At this point, Rose's team came up with a scheme which would allow the smallest holders to sell at zero cost - if they wished. The company had qualms on various grounds, such as the legality of making an offer to some shareholders but not all, and a desire not to upset any of them. But an offer was made to dispose of all holdings up to a certain size, affecting about 2,300 shareholders or 75% of the register. It was announced that acceptances would be aggregated and placed with a third party at the middle market price on a particular day.

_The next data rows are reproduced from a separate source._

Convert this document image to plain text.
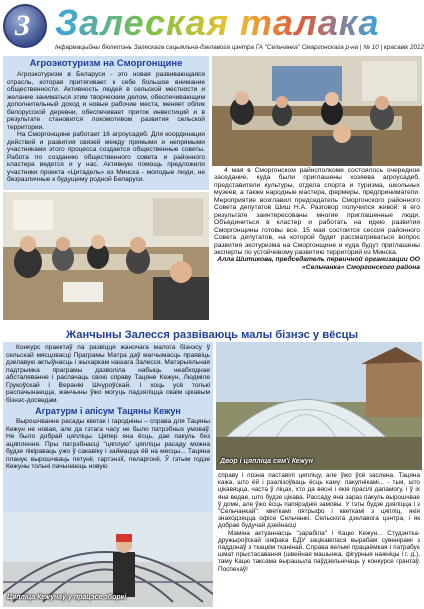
З Залеская талака
Інфармацыйны бюлетэнь Залескага сацыяльна-дзелавога цэнтра ГА "Сельчанка" Смаргонскага р-на | № 10 | красавік 2012
Агроэкотуризм на Сморгонщине

Агроэкотуризм в Беларуси - это новая развивающаяся отрасль, которая притягивает к себе большое внимание общественности. Активность людей в сельской местности и желание заниматься этим творческим делом, обеспечивающим дополнительный доход и новые рабочие места, меняет облик белорусской деревни, обеспечивает приток инвестиций и в результате становится локомотивом развития сельской территории.

На Сморгонщине работает 16 агроусадеб. Для координации действий и развития связей между прямыми и непрямыми участниками этого процесса создается общественные советы. Работа по созданию общественного совета и районного кластера ведется и у нас. Активную помощь предложили участники проекта «Цитадель» из Минска - молодые люди, не безразличные к будущему родной Беларуси.

4 мая в Сморгонском райисполкоме состоялось очередное заседание, куда были приглашены хозяева агроусадеб, представители культуры, отдела спорта и туризма, школьных музеев, а также народные мастера, фермеры, предприниматели. Мероприятие возглавил председатель Сморгонского районного Совета депутатов Шиш Н.А. Разговор получился живой: в его результате заинтересованы многие приглашенные люди. Объединиться в кластер и работать на идею развития Сморгонщины готовы все. 15 мая состоится сессия районного Совета депутатов, на которой будет рассматриваться вопрос развития экотуризма на Сморгонщине и куда будут приглашены эксперты по устойчивому развитию территорий из Минска.

Алла Шитикова, председатель первичной организации ОО «Сельчанка» Сморгонского района

Жанчыны Залесся развіваюць малы бізнэс у вёсцы

Конкурс праектаў па развіцця жаночага малога бізнэсу ў сельскай мясцовасці Праграмы Матра даў магчымасць праявіць дзелавую актыўнасць і жыхаркам нашага Залесся. Матэрыяльная падтрымка праграмы дазволіла набыць неабходнае абсталяванне і распачаць свою справу Тацяне Кежун, Людміле Грукоўскай і Веранікі Шчуроўскай. І хоць усё толькі распачынаецца, жанчыны ўжо могуць падзяліцца сваім цікавым бізнэс-досведам.

Агратурм і апісум Тацяны Кежун

Вырошчванне расады кветак і гароднiны – справа для Тацяны Кежун не новая, але да гэтага часу не было патрэбных умоваў. Не было добрай цяпліцы. Цяпер яна ёсць, дае пакуль без ацяплення. Пры патрэбнасці "цяплую" цяпліцы расаду можна будзе пікіраваць ужо ў сакавіку і займацца ёй на месцы... Тацяна планує вырошчваць петуніі, гартэнзії, пеларгоніі. Ў гэтым годзе Кежуны тольні пачынаюць новую

Двор і цяпліца сям'і Кежун
Цяпліца Кежунаў у працэсе зборкі

справу і поэна паставілі цяпліцу, але ўжо ўсё заслена. Тацяна кажа, што ёй і рэалізоўваць ёсць каму: пакупнікамі... - тыя, што цікавяцца, часта ў ліцах, хто да вясні і якія прасілі дапамогу, і ў іх яна ведае, што будзе цікава. Рассаду яна зараз пакуль вырошчвае ў доме, але ўжо ёсць папярэднія замовы. У гэты будзе дзяліцца і з "Сельчанкай": кветкамі пятрыфо і кветкамі з цяпліц, якія знаходзяцца офісе Сельчанкі. Сельскога дзелавога цэнтра, і як добрае будучай дзейнасці

Мамінa актуаннасць "зарабіла" і Кацю Кежун... Студэнтка-дружыроўскай ізяфака БДУ зацікавілася вырабам сувенірамі з паддонаў з ткацкім тканінай. Справа вельмі працаёмкая і патрабує шмат прыстасавання (швейная машынка, фігурныя нажніцы і г. д.), таму Кацю таксама вырашыла паўдзельнічаць у конкурсе грантаў. Поспехаў!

There was very little opposition to the proposal, reports Dundas, and no one complained about being left out. In the event about 1,500 people declined (or ignored) the offer. Nevertheless Cairn was able to trim its share register by about a quarter, with a useful saving in overheads. 'I felt we did very well, although in retrospect we might have done better,' thinks Dundas. What principally prevented a higher take-up was the fact that the share price put on 84% between the acquisition of Toredo and the date of the oddlot deal.
A couple of years earlier Hanson had been through a similar exercise, which produced a rather similar result for a similar reason. 'It was not as successful as it might have been,' admits deputy company secretary Roger Tyson. But it gave numbers of small shareholders a painless way out, and Hanson might one day return to the idea. In the wake of the RHM acquisition Tomkins invited all holders of up to 1,000 shares to sell out, free of commission, to fellow shareholders. A few hundred took the opportunity to sell, according to corporate affairs director Anthony Spiro, but a majority wanted to buy. However, the initiative also provoked numbers of angry letters, berating the company for attempting to influence shareholders' behaviour.
This reaction emphasises the care that's always required in shareholder relations. Hence the extreme caution of some of the most predatory companies when it comes to shareholder reduction programmes. At Williams Holdings, says assistant secretary Malcolm Stratton, 'We like the small shareholder'. Williams offers shareholders a low-cost dealing facility as an 'on-going service'. So does BTR.
For many companies, clearly, the benefits of getting the very small shareholder off the register are easily outweighed by the risks of upsetting management's traditional supporters.